Le passage à la pompe est une expérience irréelle : on commence par repérer les files de camion pour trouver la station qui vend du diesel, souvent la seule dans un rayon de 100 km. Il s’agit ensuite de se composer un air suffisamment ahuri pour doubler la queue, tout en demandant au chauffeur en tête de file de bien vouloir nous autoriser à prélever quelques litres dans son quota…car le diesel est rationné et, bien entendu, nous n’avons pas la carte nécessaire. Le pompiste se charge généralement de la faire l’intermédiaire et dans 3 cas sur 4 nous ne payons rien, pour notre demi plein ridicule de 6 litres. D’autres situations aussi étranges : des gens nous demandant si nous ne voulons pas prendre un peu de gasoil, comme on propose un verre d’eau, un militaire de l’escorte qui puise pour nous dans un bidon de 20 litres posé en pleine route au milieu de nulle part ou encore un routier qui siphonne dans son propre réservoir quand on lui demande où se trouve la prochaine station service…

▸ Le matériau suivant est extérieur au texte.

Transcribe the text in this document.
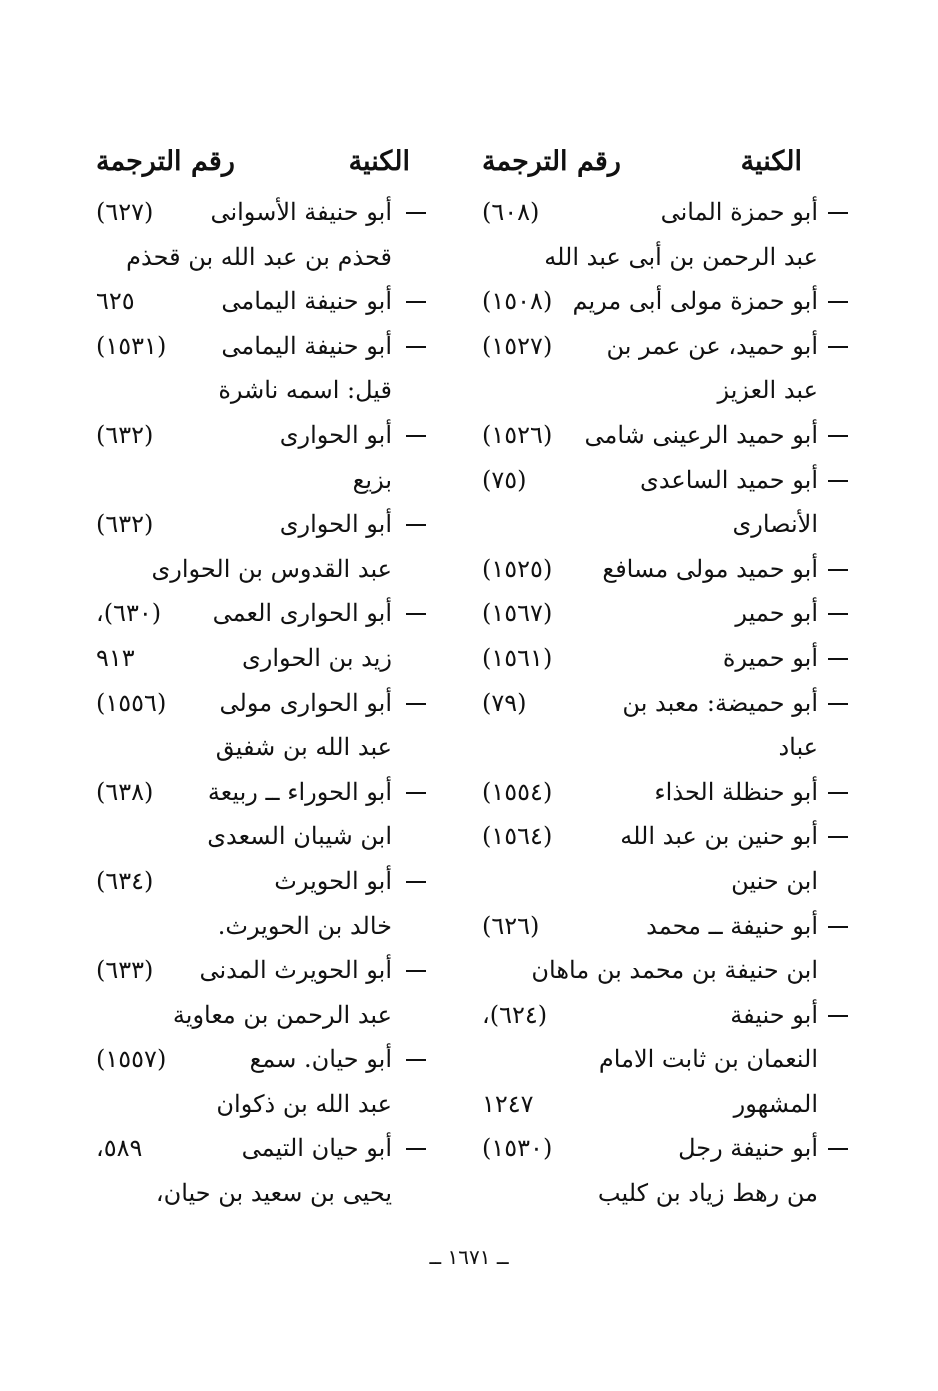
الكنية
رقم الترجمة
أبو حمزة المانى
(٦٠٨)
عبد الرحمن بن أبى عبد الله
أبو حمزة مولى أبى مريم
(١٥٠٨)
أبو حميد، عن عمر بن
(١٥٢٧)
عبد العزيز
أبو حميد الرعينى شامى
(١٥٢٦)
أبو حميد الساعدى
(٧٥)
الأنصارى
أبو حميد مولى مسافع
(١٥٢٥)
أبو حمير
(١٥٦٧)
أبو حميرة
(١٥٦١)
أبو حميضة: معبد بن
(٧٩)
عباد
أبو حنظلة الحذاء
(١٥٥٤)
أبو حنين بن عبد الله
(١٥٦٤)
ابن حنين
أبو حنيفة ــ محمد
(٦٢٦)
ابن حنيفة بن محمد بن ماهان
أبو حنيفة
(٦٢٤)،
النعمان بن ثابت الامام
المشهور
١٢٤٧
أبو حنيفة رجل
(١٥٣٠)
من رهط زياد بن كليب
الكنية
رقم الترجمة
أبو حنيفة الأسوانى
(٦٢٧)
قحذم بن عبد الله بن قحذم
أبو حنيفة اليمامى
٦٢٥
أبو حنيفة اليمامى
(١٥٣١)
قيل: اسمه ناشرة
أبو الحوارى
(٦٣٢)
بزيع
أبو الحوارى
(٦٣٢)
عبد القدوس بن الحوارى
أبو الحوارى العمى
(٦٣٠)،
زيد بن الحوارى
٩١٣
أبو الحوارى مولى
(١٥٥٦)
عبد الله بن شفيق
أبو الحوراء ــ ربيعة
(٦٣٨)
ابن شيبان السعدى
أبو الحويرث
(٦٣٤)
خالد بن الحويرث.
أبو الحويرث المدنى
(٦٣٣)
عبد الرحمن بن معاوية
أبو حيان. سمع
(١٥٥٧)
عبد الله بن ذكوان
أبو حيان التيمى
٥٨٩،
يحيى بن سعيد بن حيان،
ــ ١٦٧١ ــ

L’Iran est un pays de montagnes. Et notre rickshaw a du passer quelques cols dans le nord du pays. En effet après Téhéran, nous avons pris les chemins de traverses, passant par la vallée d’Alamut, célèbre pour les châteaux de la secte des assassins et ensuite par le site zoroastrien de Takht-e-Soleiman, pour sortir du pays du côté d’Orumyeh. C’est ainsi que nous sommes montés à 2500 m et nous avons inauguré les séances de « poussette » pour les passages les plus pentus. Parallèlement nous avons atteint en descente des vitesses proprement supersoniques : au minimum 80 km/h, l’aiguille ne va pas au-delà…
En Iran comme au Pakistan, nous avons rencontré quelques overlanders, i.e. ceux qui font la route, en général vers le sous-continent. Les camping cars et autre camions aménagés suivent une véritable migration, pour profiter au mieux du climat : départ d’Europe en Septembre et retour depuis l’Inde en mars. Nous nous inscrivons dans le grand courant du retour. On partage ainsi des nouvelles des gens croisés précédemment, les tuyaux pour les visas, hébergement. On nous accueille généralement par un « Alors c’est vous les types en rickshaw ! » amusé…

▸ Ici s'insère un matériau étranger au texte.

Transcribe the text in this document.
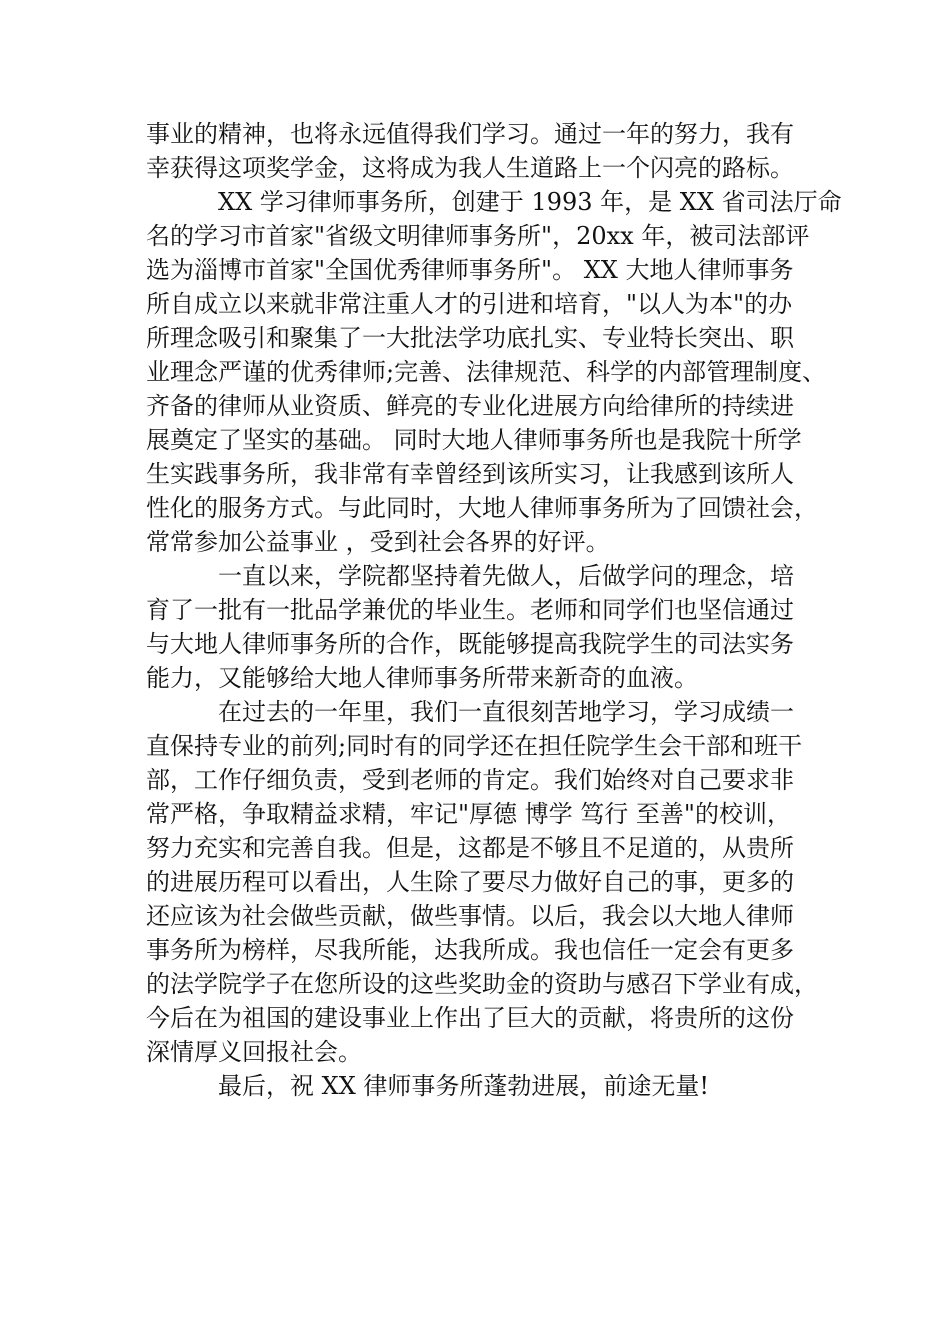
事业的精神，也将永远值得我们学习。通过一年的努力，我有
幸获得这项奖学金，这将成为我人生道路上一个闪亮的路标。
XX 学习律师事务所，创建于 1993 年，是 XX 省司法厅命
名的学习市首家"省级文明律师事务所"，20xx 年，被司法部评
选为淄博市首家"全国优秀律师事务所"。 XX 大地人律师事务
所自成立以来就非常注重人才的引进和培育，"以人为本"的办
所理念吸引和聚集了一大批法学功底扎实、专业特长突出、职
业理念严谨的优秀律师;完善、法律规范、科学的内部管理制度、
齐备的律师从业资质、鲜亮的专业化进展方向给律所的持续进
展奠定了坚实的基础。 同时大地人律师事务所也是我院十所学
生实践事务所，我非常有幸曾经到该所实习，让我感到该所人
性化的服务方式。与此同时，大地人律师事务所为了回馈社会，
常常参加公益事业 ，受到社会各界的好评。
一直以来，学院都坚持着先做人，后做学问的理念，培
育了一批有一批品学兼优的毕业生。老师和同学们也坚信通过
与大地人律师事务所的合作，既能够提高我院学生的司法实务
能力，又能够给大地人律师事务所带来新奇的血液。
在过去的一年里，我们一直很刻苦地学习，学习成绩一
直保持专业的前列;同时有的同学还在担任院学生会干部和班干
部，工作仔细负责，受到老师的肯定。我们始终对自己要求非
常严格，争取精益求精，牢记"厚德 博学 笃行 至善"的校训，
努力充实和完善自我。但是，这都是不够且不足道的，从贵所
的进展历程可以看出，人生除了要尽力做好自己的事，更多的
还应该为社会做些贡献，做些事情。以后，我会以大地人律师
事务所为榜样，尽我所能，达我所成。我也信任一定会有更多
的法学院学子在您所设的这些奖助金的资助与感召下学业有成，
今后在为祖国的建设事业上作出了巨大的贡献，将贵所的这份
深情厚义回报社会。
最后，祝 XX 律师事务所蓬勃进展，前途无量!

Les Iraniens enfin. Comment des gens aussi charmants, accueillants, mesurés, aimant les fleurs, les jardins, fanatiques des pique-niques, vénérant les poètes se sont-ils imposés le port du voile, la censure, une parodie de démocratie etc. Mystère. Mais de notre courte expérience nous avons senti que les principes de la révolution islamique n’ont pas l’air ancrés si profondément et visiblement une grande partie des jeunes ne demande qu’à les faire sauter. La question rituelle « Iran good ? » révèle cette obsession qu’on les iraniens de l’image qu’ils donnent au monde et du besoin d’être rassurés sur ce point comme s’ils n’y croyaient pas vraiment eux-mêmes.
Avant de quitter l’Iran : nous faisons une pause dans une montée abrupte. Les prés sont en fleurs. Une moto passe, nous demandant si nous avons un problème. On nous invite à prendre le thé…la théière, le thé, le sucre, les verres sont prestement sortis d’un sac plastique. Un petit feu est démarré à l’ombre d’un arbre, en bord de route. On ne se dit presque rien, nos interlocuteurs ignorent l’anglais comme 95 % de leurs concitoyens et nous baragouinons quatre phrases de farsi…et pourtant, il y a une vraie densité dans ce moment-là, une joie très tranquille. Nous sommes récompensés du voyage.